It’s much more of an accomplishment when I make it out in the lineup now.
Mom ma Mamma Maaa a a
Are the first words that sneak past tangled hair.
And I bring her into a room that’s still dark
For warm milk
and the latest political news.
She’s so warm, it seems like she could melt us.
And so rough, too.
She brushes my teeth with her nails.
I put on my wetsuit over sticky skin and get her situated with the rest of the banana
and Nonnie and Poppy.
I don’t even check the surf forecast anymore,
I just go when I can.
I sing songs about sharks
and swim into the wild, gathered in its arms;
Knowing that it wants me to give it my fears freely.

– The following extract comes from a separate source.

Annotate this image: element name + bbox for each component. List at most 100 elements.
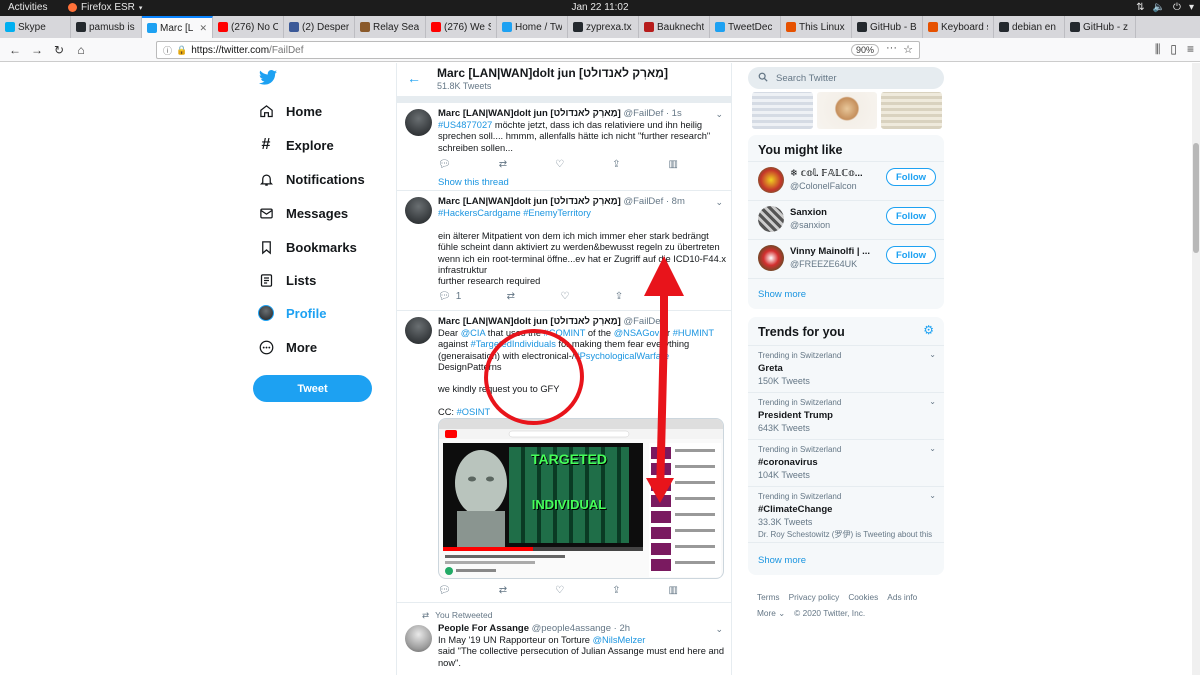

They’re in my wrists and shoulders and eyes as I touch water that knew fear before I did because someone else was here first.
And there’s still fog sleeping on the beach.
The wind woke up first,
on the other side of the mountains,
to other voices.
The wind is the boss of the water now.
It pushes it onto the bottom of my feet as I paddle over waves less free than me.
I’m smiling the smile I’ve always had.
I try to ollie out of a wave that I’ve surfed well and I want to think that:
Here I am, putting in work.
Getting better at surfing,
for swimsuit season,
and other waves.
But this isn’t work.
The water comes towards me like a tongue trying to swallow my fear
as I sit just inside of Kirk and Scott and some other guy who keeps asking me what time it is.
I turn quickly,
making no sound.
Then I paddle knowing I’m going to make the water mine for a minute.
I’m carving and I’m gliding; salt is dripping down my brows.
Seaweed is hiding in my hair.
And maybe bravery.
I’m celebrating the wave,
by singing about sharks.
Then it takes a big breath as it reaches the shore and swallows me up.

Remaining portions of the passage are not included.